O Serviço Geológico do Brasil (SGB) identificou concentrações industriais de fosfato (P₂O₅), urânio (U) e elementos terras raras (ETRs) na Formação Longá, situada na borda oriental da Bacia do Parnaíba, no estado do Piauí. Os dados constam do Informe Técnico nº 28, publicado em novembro de 2025, resultado de mapeamentos e análises laboratoriais conduzidos entre os municípios de Santa Cruz dos Milagres, Valença do Piauí e Picos.
As amostras coletadas apresentam teores de P₂O₅ de até 26,08%, urânio de até 1.268 ppm e ítrio com até 2.188 ppm, além de elevados índices de disprósio, érbio, itérbio e outros ETR pesados.

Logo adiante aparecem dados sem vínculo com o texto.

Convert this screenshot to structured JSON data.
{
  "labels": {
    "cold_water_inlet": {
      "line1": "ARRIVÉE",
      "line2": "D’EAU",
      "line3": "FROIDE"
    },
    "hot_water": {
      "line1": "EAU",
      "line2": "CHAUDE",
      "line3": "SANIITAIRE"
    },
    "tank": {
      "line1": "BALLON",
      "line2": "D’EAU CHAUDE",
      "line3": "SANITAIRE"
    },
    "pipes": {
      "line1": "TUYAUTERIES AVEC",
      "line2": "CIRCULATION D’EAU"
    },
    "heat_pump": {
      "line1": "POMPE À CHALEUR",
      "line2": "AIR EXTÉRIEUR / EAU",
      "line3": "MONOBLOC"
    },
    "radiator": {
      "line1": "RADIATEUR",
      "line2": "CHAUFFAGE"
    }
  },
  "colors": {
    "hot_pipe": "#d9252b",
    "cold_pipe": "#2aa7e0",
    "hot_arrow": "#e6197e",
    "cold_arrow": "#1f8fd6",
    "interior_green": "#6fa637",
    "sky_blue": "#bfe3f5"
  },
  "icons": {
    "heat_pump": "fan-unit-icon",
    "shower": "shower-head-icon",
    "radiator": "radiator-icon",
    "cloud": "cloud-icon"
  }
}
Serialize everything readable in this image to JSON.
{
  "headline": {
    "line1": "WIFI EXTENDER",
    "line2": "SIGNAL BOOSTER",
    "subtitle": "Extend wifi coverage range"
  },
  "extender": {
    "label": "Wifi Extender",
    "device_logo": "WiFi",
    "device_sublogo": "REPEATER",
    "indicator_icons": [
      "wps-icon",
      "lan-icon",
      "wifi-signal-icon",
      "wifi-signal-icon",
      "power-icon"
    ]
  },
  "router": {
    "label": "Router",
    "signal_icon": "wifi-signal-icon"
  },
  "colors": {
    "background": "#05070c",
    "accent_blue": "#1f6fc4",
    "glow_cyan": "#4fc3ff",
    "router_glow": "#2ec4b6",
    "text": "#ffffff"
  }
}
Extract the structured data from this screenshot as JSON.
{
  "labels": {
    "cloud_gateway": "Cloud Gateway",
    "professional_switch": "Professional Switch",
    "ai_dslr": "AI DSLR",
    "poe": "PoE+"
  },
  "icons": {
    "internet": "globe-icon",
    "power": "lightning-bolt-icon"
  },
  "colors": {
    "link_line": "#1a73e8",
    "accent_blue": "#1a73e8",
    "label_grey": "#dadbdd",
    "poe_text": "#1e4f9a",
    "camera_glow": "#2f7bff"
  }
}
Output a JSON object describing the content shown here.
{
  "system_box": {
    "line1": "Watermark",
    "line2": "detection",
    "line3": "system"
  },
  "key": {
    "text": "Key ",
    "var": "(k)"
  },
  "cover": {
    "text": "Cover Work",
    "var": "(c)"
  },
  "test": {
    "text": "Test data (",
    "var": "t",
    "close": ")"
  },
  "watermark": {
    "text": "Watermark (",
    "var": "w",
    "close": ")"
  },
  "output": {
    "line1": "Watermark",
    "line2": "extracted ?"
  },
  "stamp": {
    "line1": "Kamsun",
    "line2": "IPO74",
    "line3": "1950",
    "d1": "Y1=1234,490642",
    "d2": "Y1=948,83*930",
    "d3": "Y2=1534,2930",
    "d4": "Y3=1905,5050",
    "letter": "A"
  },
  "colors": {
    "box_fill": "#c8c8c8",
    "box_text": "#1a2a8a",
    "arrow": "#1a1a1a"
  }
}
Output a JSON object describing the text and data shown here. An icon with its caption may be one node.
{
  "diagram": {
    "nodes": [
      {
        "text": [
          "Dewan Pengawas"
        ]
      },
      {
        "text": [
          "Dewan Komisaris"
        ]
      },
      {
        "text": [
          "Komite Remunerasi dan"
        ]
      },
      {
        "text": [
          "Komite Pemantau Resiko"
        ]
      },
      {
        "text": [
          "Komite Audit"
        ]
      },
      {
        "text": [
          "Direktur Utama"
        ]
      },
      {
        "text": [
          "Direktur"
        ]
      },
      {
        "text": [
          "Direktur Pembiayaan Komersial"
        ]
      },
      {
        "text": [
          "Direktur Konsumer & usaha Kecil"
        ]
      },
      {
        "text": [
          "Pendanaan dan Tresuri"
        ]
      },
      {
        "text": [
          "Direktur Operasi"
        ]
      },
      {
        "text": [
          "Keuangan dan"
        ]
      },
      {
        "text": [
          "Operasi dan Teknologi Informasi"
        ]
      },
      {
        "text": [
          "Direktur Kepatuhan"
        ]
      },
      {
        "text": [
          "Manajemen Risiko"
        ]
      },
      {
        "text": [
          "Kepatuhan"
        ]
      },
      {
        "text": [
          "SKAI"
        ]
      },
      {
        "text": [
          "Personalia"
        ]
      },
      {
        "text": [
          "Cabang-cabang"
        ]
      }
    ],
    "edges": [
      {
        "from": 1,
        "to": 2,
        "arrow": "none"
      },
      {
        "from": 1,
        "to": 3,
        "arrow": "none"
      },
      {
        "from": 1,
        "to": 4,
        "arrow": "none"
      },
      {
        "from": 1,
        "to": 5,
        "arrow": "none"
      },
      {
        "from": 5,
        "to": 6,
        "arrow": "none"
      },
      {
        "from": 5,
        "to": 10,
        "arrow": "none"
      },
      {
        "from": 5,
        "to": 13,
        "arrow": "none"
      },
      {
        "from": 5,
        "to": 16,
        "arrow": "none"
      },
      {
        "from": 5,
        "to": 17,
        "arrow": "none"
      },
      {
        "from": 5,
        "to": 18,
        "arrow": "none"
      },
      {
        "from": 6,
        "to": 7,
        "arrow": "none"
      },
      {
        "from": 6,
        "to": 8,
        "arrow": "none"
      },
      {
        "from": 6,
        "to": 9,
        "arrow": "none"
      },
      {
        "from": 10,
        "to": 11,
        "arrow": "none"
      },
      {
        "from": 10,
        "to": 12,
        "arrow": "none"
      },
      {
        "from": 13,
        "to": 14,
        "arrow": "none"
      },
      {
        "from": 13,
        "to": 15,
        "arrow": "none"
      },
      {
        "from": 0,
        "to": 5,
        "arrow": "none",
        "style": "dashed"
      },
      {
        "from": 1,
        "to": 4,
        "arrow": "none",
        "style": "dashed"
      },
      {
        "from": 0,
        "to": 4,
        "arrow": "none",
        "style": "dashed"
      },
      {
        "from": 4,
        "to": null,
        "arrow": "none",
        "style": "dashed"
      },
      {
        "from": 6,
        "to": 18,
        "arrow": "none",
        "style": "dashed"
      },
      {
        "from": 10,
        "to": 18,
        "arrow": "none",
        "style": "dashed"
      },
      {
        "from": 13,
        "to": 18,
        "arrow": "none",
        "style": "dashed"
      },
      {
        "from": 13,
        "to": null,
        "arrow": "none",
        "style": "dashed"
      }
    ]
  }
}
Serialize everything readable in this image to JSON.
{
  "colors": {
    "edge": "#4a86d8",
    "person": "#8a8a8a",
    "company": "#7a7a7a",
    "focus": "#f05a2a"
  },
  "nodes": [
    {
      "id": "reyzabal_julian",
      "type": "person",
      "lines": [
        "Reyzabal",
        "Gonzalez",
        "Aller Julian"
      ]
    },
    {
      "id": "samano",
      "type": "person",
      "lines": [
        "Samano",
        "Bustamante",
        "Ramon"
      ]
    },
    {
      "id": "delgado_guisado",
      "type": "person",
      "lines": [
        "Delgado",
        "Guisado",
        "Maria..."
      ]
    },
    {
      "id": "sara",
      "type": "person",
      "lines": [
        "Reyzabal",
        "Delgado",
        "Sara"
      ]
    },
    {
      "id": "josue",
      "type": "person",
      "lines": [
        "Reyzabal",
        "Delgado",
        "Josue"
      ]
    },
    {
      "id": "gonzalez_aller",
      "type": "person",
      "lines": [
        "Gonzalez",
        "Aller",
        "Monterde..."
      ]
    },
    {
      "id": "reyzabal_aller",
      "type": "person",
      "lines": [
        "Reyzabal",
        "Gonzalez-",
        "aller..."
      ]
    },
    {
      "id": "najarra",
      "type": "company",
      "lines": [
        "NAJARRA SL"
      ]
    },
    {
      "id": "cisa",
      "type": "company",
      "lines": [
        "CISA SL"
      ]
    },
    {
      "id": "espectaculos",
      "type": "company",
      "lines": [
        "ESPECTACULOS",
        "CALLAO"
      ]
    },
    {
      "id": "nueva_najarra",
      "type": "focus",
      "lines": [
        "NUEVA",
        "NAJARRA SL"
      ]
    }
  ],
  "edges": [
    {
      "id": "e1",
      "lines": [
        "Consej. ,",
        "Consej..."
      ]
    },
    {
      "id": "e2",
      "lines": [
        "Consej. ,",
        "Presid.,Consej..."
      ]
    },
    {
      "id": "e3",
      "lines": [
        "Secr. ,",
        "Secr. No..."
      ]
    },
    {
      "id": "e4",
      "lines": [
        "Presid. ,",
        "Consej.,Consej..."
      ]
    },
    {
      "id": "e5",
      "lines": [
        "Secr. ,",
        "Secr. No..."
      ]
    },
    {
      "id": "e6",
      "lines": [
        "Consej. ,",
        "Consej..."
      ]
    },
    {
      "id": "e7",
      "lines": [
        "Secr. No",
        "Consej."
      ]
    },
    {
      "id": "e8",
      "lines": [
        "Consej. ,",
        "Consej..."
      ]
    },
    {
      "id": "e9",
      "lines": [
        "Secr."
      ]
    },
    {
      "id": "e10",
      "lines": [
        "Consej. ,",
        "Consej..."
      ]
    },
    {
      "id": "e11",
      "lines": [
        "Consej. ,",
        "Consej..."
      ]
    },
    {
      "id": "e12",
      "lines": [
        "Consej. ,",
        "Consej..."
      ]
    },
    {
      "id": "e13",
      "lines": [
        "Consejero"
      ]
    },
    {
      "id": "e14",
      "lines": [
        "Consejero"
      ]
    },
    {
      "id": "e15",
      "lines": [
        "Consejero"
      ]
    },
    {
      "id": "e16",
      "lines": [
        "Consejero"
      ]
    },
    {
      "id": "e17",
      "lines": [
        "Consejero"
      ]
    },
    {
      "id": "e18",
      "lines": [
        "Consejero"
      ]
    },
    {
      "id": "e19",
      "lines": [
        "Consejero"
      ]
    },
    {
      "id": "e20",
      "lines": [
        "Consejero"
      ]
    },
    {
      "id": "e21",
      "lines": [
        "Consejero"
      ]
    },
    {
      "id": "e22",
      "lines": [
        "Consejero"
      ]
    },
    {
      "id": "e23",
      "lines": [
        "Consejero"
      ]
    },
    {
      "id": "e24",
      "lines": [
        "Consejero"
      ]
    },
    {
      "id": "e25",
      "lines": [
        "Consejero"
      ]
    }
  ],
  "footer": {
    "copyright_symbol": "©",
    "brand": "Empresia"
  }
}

Os valores superam, em muitos casos, os registrados em depósitos sedimentares clássicos, como a Formação Phosphoria (EUA) e as argilas iônicas do sul da China. As informações são do Movimento Econômico.
Leia maisA Formação Longá, de idade Devoniana Superior, compõe parte do Grupo Canindé e é formada por folhelhos silto-argilosos laminados, siltitos e arenitos muito finos. Esses depósitos se desenvolveram em plataforma marinha rasa sob influência de episódios anóxicos, favorecendo a precipitação autigênica de fosfatos e a concentração de metais estratégicos, como urânio e ETRs.
As ocorrências foram identificadas a partir de anomalias radiométricas detectadas com gamaespectrômetro portátil e associadas a horizontes fosfáticos discretos, com espessura inferior a um metro. A equipe técnica detectou continuidade lateral expressiva desses níveis mineralizados, que chegam a se estender por cerca de 3 km e são visíveis inclusive por satélite.
Segundo a geóloga Carolina Reis, do SGB, os dados representam um avanço no conhecimento geológico da região. “A publicação reúne análises detalhadas em múltiplas escalas de ocorrências inéditas de fosforitos associadas a concentrações notáveis de urânio e elementos terras raras (ETRs) na borda leste da Bacia do Parnaíba. Esses dados ampliam o conhecimento sobre o potencial fosfático da região e sugerem viabilidade econômica para essas ocorrências”, afirmou.
Composição mineral e dados geoquímicos da Bacia do Parnaíba
As análises laboratoriais revelaram uma matriz fosfática de colofana (fluorapatita), com presença de concreções uraníferas e óxidos de ferro framboidais. A técnica de Microscopia Eletrônica de Varredura (MEV) identificou concreções com até 13% de urânio e teores significativos de zircônio. Os elementos ocorrem integrados à matriz ou concentrados em estruturas concrecionárias.
As amostras apresentam assinaturas geoquímicas de ambientes subóxicos a anóxicos, com índices U/Th superiores a 1,25 e V/Cr acima de 4,25, reforçando o modelo de fosfogênese autigênica sob alta produtividade biológica e baixa diluição terrígena. A colofana observada possui razão Ca/P entre 2,1 e 2,4, compatível com o padrão da fluorapatita economicamente viável.
A geometria estratiforme da ocorrência e a espessura total da Formação Longá — que pode atingir até 200 metros — sustentam a possibilidade de mineralizações repetidas ao longo da coluna estratigráfica. A presença de blocos fosfáticos retrabalhados em diferentes pontos da área reforça essa hipótese. O relatório recomenda sondagens adicionais e modelagem geofísica e geoquímica para delimitação de volumes exploráveis.
Alinhamento com o Plano Nacional de Fertilizantes
O potencial da Formação Longá também se insere no contexto das metas do Plano Nacional de Fertilizantes (PNF), lançado pelo governo federal para reduzir a dependência externa de insumos agrícolas, como o fosfato — atualmente com mais de 85% de importação.
O PNF prevê o mapeamento e incentivo à produção nacional de fertilizantes até 2050, especialmente em regiões com vocação geológica identificada. Nesse sentido, a descoberta no Piauí pode contribuir para a recomposição da segurança alimentar e mineral brasileira, conectando geologia, indústria e política agrícola em um mesmo eixo estratégico.
Produção regional e perspectiva para o Nordeste
A produção brasileira de fosfato é liderada por Minas Gerais e Goiás. No Nordeste, não há minas de grande porte ativas para esse insumo ou para ETRs. Dados da ANM apontam que o Piauí registrou aumento de requerimentos de pesquisa mineral nos últimos anos, com foco em minerais estratégicos.
A descoberta na Formação Longá pode representar uma nova fronteira para o setor mineral nordestino, particularmente em um contexto global de alta demanda por terras raras, usadas em transição energética, imãs permanentes e microeletrônica.
A pesquisa do SGB integra as diretrizes da Política Nacional de Minerais Estratégicos, reforçando a importância do mapeamento sistemático em regiões com potencial geológico ainda subaproveitado.